M.Z.: You did have some sort of beef with Ironman's Lonnie Teper as well. Can you explain?

C.T.: The beef I had with Lonnie started at the USA in Denver [in 1995]. Lonnie and I were good friends prior to the show and are really good friends now. As a matter of fact, we still laugh our asses off at some of the things we said about each other in the mags. I can't remember exactly what was being said but I do remember when it started. I was told at the contest hotel in Denver that Lonnie was spreading the rumor that I was going to jail. To think I actually listened to John Romano when he told me -- that is something I still regret to this day. So, thinking John was a man with integrity, I believed what he said and confronted Lonnie. Because of all the pressure I was under, getting ready for the show combined with the frustration that my good name was being jeopardized, I was ready to blame anyone for the rumors. After telling Lonnie to shut his mouth, in the hotel restaurant, I later found out he was discussing whether the rumors were true or not and had genuine concern for my well-being. To say the least, I felt terrible. Lonnie and I are very good friends and he is definitely an asset to the sport of bodybuilding. Getting on his bad side was not a good idea.

M.Z.: Do you think the sport of bodybuilding is dying or just changing?

C.T.: From what I understand, the crowds at the Arnold Classic and the Olympia are getting larger every year. Bottom line, these people aren't showing up to see the expos. They're coming to see the bodybuilders perform. No bodybuilders, no expos. When a nutritional company introduces itself to the market, whom do they have representing their product? A bodybuilder. When a fitness clothing line hits the scene, bodybuilders wear the clothes. Literally, every major nutritional company, the big guys, Met-Rx, Weider, Twinlab, and even EAS are who they are because of bodybuilders. Big money. So do I think the sport is dying? Hell, no. It's more popular than ever. The only thing that is changing is the athletes.

M.Z.: Do you think the magazines that are choosing to feature natural bodybuilding and women's fitness are selling out?

C.T.: Natural bodybuilding, I guess that's kind of like the "natural" NFL or the "natural" boxing association, or how about the "natural" track stars in the Olympics. I'm so sick of hearing about natural bodybuilding. Point is, every sport has athletes who use enhancing drugs. The tragedy of the decimation of an athlete's character and career does not come from using steroids; it comes from the illegality of being caught. So the question should be, "When does a bodybuilder consider himself natural?" When he decides to quit after 10 years of using 'roids and finds it convenient for the pages of an All-Natural magazine, or when he realizes he can't make it as a pro bodybuilder and becomes a model and starts taking acting classes. Don't get me wrong --- I respect any bodybuilder whether he is natural or not, but is he "natural?" I don't know and the point is that I don't give a damn. Just don't tell me how natural you are because I don't want to hear it. Any magazine that promotes an athlete's career is an asset to the sport but when its pages are used to downgrade the sport as a whole, it is selling out.

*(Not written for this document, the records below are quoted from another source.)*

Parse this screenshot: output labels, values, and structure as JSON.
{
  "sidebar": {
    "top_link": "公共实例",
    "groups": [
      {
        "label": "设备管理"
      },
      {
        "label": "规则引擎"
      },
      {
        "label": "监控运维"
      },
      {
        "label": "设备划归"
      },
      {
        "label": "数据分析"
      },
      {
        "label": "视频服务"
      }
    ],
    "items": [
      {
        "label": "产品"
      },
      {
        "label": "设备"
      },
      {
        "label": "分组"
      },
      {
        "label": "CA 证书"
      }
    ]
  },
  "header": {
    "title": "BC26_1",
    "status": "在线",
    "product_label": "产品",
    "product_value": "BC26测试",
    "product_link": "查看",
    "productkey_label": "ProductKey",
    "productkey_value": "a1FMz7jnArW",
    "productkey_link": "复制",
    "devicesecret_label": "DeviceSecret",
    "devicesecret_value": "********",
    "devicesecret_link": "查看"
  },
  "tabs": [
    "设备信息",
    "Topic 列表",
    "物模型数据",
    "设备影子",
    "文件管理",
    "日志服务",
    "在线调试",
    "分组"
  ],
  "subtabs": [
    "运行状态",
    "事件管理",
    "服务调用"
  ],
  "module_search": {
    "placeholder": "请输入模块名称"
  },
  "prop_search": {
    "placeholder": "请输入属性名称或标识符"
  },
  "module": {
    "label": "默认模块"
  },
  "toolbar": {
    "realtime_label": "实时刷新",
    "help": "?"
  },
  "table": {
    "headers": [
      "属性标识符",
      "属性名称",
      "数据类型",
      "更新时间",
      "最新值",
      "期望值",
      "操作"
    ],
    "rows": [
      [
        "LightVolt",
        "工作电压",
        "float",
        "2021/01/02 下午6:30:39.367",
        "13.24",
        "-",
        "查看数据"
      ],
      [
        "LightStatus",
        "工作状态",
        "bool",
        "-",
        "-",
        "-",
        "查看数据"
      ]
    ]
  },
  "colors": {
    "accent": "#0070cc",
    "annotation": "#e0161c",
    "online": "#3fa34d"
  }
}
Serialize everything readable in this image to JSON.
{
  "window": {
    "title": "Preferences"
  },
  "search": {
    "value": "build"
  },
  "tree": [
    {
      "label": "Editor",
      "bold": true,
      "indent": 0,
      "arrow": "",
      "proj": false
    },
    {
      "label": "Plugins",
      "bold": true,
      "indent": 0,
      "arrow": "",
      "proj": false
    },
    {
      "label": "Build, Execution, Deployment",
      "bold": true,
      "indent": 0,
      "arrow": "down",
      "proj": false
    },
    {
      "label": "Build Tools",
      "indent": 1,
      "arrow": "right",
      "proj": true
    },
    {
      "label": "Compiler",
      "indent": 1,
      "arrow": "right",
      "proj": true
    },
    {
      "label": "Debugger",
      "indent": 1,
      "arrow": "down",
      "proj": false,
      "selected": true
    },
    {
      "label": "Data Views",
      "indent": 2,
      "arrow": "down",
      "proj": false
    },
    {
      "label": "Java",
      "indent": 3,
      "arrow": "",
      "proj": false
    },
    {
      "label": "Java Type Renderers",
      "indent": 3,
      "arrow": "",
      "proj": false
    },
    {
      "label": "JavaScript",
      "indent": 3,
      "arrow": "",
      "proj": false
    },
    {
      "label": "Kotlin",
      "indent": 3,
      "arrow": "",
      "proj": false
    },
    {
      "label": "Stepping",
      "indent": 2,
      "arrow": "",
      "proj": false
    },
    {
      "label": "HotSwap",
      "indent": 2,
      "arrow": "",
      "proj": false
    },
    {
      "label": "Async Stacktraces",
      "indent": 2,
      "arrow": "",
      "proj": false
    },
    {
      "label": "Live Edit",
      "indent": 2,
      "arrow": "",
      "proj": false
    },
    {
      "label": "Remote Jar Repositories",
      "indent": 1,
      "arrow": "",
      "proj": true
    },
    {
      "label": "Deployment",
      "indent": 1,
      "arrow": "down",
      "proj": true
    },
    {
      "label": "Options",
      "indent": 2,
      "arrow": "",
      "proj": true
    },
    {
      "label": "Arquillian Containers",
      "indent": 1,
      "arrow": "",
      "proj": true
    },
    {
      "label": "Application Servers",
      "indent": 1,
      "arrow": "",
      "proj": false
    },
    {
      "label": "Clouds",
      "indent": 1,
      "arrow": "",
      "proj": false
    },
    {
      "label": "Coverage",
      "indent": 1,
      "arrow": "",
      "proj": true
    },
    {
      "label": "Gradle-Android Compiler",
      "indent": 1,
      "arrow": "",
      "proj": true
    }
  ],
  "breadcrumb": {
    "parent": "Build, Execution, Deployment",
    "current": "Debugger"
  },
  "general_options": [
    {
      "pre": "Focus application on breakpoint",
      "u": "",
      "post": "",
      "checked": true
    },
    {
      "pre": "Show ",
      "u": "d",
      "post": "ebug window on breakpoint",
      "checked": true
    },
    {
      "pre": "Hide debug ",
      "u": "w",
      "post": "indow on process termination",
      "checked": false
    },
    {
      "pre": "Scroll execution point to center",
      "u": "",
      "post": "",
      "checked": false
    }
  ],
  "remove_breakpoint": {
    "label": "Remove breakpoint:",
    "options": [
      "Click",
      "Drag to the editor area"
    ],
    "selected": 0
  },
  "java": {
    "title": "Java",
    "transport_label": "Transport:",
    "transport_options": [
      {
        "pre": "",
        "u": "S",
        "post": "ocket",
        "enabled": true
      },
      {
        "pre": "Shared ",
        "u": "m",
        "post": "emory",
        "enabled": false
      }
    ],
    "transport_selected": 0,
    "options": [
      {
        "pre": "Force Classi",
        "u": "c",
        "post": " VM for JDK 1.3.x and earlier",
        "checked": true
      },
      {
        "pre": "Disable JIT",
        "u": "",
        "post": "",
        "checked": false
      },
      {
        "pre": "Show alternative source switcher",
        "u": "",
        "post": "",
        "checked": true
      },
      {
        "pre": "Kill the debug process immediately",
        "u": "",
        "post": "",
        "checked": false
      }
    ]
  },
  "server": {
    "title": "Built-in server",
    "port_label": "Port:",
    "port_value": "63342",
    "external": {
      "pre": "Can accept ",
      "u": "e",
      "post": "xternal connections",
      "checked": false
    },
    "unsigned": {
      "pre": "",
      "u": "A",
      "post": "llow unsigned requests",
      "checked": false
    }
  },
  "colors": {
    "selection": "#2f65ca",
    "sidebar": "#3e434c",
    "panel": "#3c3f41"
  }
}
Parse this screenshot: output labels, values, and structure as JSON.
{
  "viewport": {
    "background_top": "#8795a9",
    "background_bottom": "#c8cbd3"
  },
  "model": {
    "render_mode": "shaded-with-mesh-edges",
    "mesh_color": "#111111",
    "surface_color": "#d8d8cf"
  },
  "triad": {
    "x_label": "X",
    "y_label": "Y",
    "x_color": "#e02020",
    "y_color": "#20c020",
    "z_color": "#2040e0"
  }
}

As far as magazines choosing to feature women's fitness --- hell, no I don't think they're selling out. They're selling magazines, and some of them to me.

M.Z.: Any final words for your fans out there?

C.T.: I would like to thank all the people who have believed in me during my career and have stood beside me through good and bad. Thank you for your letters and cards. They are such a positive force for me and give me more fuel and strength to be the best I can be in the IFBB, I will be back on-stage very soon and I will be a champion.

Never let anyone or anything take away your dreams. What doesn't kill you will only make you stronger.